Trollope, 76, has spent more than 40 years and thousands of dollars of his own money lobbying against adding fluoride to public water systems. He successfully campaigned last year against a measure to add fluoride to the water in York, a southeast Nebraska city of 8,000. And he's prepared to fight against it again next year if need be.
Trollope is not alone in his beliefs that fluoride is poisonous.
After more than five decades of support from the surgeon general and other national health officials that adding fluoridation fights tooth decay, many communities have not added it, largely because of health concerns.
"They may think they're telling you the facts, but they're really unwilling to accept the advice of those institutions that we as a society have used to advise us on major health issues," said Dr. William Maas, director of the division of oral health at the federal Centers for Disease Control and Prevention.
Some 65.8 percent of the nation's population on public water systems receives fluoridated water - a nearly 4 percentage-point increase from 1992, Maas said.
Substantial progress has been made during the last decade in getting larger communities such as San Antonio, Los Angeles, Sacramento and Salt Lake City to add fluoride to public water systems.
In Nebraska, 77.7 percent of the population in 2000 received fluoridated water, according to the CDC. Lincoln, Omaha, Kearney, Columbus, McCook and Alliance are among the communities that have fluoride in the public system.
Trollope contends fluoride is poisonous, because a bottle of sodium fluoride, which according to the CDC is one of the chemicals used in minute quantities to bring water levels to healthy fluoride levels, bears a poison symbol.

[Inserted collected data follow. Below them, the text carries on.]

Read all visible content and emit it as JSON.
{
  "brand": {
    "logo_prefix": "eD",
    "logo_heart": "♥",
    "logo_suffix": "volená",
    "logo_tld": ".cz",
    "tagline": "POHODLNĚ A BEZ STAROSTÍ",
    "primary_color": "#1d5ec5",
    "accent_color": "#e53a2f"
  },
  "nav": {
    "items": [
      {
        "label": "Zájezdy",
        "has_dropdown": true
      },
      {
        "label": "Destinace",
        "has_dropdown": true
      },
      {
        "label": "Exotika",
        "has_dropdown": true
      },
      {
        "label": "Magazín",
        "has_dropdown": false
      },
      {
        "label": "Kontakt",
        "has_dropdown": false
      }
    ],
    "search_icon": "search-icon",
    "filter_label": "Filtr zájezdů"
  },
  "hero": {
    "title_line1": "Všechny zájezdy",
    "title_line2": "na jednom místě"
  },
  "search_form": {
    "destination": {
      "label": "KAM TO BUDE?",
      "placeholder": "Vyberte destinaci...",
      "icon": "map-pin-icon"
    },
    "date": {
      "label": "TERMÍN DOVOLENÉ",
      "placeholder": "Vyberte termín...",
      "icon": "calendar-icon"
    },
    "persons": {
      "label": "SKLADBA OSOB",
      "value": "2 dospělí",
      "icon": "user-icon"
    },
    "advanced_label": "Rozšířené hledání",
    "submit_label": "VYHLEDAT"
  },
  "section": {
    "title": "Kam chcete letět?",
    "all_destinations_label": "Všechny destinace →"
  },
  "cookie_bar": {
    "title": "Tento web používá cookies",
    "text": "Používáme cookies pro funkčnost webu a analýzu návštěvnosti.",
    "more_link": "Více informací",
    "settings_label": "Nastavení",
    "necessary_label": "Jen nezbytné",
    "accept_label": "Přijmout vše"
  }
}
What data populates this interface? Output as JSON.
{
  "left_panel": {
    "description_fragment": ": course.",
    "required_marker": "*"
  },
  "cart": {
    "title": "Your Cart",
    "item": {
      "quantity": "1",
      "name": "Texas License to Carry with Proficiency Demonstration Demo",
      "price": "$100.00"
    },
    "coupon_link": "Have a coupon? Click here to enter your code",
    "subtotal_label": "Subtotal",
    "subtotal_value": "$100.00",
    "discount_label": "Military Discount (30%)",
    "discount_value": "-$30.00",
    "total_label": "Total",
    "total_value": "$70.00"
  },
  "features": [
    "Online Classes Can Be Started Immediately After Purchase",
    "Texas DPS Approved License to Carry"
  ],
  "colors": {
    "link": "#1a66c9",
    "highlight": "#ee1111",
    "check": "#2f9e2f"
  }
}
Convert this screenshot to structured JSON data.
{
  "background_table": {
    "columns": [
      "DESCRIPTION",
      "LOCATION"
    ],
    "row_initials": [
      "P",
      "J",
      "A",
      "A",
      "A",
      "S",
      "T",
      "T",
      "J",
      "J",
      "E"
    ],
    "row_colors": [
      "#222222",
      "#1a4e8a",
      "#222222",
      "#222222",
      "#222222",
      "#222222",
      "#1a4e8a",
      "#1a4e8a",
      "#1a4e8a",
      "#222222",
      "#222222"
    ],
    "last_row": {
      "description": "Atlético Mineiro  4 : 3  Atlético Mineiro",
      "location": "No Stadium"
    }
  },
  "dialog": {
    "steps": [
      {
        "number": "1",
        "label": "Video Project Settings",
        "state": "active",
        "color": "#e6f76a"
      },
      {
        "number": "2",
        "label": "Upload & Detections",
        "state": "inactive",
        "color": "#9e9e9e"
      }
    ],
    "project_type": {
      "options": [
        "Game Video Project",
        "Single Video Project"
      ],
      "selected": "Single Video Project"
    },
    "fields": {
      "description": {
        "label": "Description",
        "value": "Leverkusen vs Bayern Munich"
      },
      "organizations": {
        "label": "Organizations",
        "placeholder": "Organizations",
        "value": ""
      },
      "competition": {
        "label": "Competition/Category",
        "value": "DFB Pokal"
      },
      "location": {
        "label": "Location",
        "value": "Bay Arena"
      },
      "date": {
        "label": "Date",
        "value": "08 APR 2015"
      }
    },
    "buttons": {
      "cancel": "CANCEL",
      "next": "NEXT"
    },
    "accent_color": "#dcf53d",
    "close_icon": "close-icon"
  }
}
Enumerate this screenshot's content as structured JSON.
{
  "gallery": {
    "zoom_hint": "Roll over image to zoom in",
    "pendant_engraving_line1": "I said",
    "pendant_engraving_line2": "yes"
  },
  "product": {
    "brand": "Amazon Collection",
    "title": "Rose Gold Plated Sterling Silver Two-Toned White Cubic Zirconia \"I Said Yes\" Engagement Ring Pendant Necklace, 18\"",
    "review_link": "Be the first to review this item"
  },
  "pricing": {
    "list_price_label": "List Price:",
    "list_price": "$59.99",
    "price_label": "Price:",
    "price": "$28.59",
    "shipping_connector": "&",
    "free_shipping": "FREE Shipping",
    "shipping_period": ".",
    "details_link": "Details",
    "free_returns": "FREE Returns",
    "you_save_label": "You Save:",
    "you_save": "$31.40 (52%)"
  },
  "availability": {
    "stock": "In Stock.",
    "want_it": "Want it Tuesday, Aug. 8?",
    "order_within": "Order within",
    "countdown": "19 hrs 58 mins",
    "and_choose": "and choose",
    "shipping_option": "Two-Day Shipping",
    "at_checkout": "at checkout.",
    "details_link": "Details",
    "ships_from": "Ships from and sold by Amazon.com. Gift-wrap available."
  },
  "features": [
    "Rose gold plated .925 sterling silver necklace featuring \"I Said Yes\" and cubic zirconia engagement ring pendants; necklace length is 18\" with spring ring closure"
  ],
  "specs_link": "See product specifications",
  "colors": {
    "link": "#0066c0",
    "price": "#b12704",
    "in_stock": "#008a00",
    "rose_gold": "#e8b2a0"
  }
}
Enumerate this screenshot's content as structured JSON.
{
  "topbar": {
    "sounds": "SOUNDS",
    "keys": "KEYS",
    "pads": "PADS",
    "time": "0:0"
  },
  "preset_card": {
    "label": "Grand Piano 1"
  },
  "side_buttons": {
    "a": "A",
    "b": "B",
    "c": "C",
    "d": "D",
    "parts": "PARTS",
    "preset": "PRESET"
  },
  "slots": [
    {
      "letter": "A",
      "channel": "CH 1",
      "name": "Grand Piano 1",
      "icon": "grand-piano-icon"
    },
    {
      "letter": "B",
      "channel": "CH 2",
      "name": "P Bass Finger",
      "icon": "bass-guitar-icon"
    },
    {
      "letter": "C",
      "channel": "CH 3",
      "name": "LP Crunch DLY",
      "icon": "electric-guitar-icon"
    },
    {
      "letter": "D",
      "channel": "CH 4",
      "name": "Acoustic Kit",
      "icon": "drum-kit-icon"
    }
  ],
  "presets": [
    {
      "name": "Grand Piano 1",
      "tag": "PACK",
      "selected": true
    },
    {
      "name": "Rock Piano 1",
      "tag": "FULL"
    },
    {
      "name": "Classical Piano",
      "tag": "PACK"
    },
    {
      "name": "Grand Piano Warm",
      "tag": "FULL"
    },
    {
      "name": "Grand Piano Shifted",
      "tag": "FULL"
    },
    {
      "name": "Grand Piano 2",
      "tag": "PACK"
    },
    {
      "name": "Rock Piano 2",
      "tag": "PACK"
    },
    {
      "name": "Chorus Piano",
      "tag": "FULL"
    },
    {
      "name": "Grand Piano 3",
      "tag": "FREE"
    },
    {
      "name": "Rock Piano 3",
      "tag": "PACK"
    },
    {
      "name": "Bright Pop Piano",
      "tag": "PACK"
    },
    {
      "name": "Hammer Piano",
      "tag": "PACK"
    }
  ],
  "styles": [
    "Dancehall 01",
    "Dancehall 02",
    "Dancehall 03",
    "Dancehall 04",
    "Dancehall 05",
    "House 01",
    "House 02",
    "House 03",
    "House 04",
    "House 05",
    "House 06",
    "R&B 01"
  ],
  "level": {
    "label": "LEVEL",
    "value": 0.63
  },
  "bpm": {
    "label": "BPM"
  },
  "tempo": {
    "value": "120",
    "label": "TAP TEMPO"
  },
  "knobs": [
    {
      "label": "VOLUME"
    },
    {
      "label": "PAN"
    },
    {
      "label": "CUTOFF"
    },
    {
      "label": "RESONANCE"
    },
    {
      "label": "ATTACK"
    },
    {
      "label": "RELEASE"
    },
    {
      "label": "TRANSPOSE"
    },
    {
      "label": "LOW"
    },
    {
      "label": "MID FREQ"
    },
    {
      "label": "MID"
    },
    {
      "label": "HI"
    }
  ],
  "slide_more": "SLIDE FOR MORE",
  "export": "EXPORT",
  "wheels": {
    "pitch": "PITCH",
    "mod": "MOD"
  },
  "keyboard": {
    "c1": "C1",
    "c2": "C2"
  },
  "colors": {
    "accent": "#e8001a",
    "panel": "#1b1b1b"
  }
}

Linda Orgain, a health communications specialist with the CDC, said fluoride, while healthy in the recommended amounts, is not meant to be consumed in large quantities, she said. The same could be said of vitamins, she added.
In his argument against allowing municipalities to add fluoride to public water, Trollope also refers to the Constitution, which he says offers U.S. citizens the freedom to decide what goes in their water.
"It's your water," he said. "It's your freedom."
Trollope, a Korean War veteran, said fluoridation was one of the tools of socialism. The government is trying to force something down Americans' throats, which doesn't spell democracy, he said.
Between 0.7 parts and 1.2 parts fluoride per million parts of water is the recommended amount needed in public water systems for the prevention of tooth decay, according to the CDC.
It is likely impossible to drink the amount of water required to consume a harmful level of fluoride, said Dr. John Stamm, a spokesman for the American Dental Association.
York water naturally contains one-quarter of the recommended amount of fluoride.
In Nebraska, it costs about 32 cents per person a year to fluoridate a community water system. By comparison, a filling for a cavity can cost about $75.
According to the National Institute of Dental and Craniofacial Research, the most recent national oral health survey, conducted in 1986 and 1987, found that children who drank fluoridated water over their lifetime had 18 percent less dental decay than children who didn't drink fluoridated water.
Trollope spent $10,000 of his money for ads in the local newspaper during his most recent campaign to make people aware of what he believes is the truth, he said.
Though the vote has long passed, the issue is not dead, said Mark Brouillette, a local dentist. Brouillette opposes Trollope's view and tried to convince voters that fluoride has benefits.
By state statute, the city council can revisit the issue next year.
York Mayor Greg Adams said that if the medical community has concerns at that time, the issue would likely be re-examined.
The city also is keeping a close eye on what the state Legislature does, Adams said.
During the most recent session of the Legislature, Sen. Jim Jensen of Omaha proposed water fluoridation for communities over 1,000 residents. He hoped it would cut down on dental costs paid annually by Medicaid.
The bill advanced through committee, but did not come up for debate before the session ended.
National health officials are aiming to get 75 percent of the nation's population on fluoridated water systems by 2010.
Maas said water fluoridation today is as important as ever. The average person eats more, he said, increasing the risk for dental decay. Older people also are taking more medications today, which cause saliva changes and is another factor in dental decay.
But to fluoride opponent Gertrude Bredehoft, who worked alongside Trollope, just plain water is fine by her.
"What God put in the water - that's the perfect formula," she said.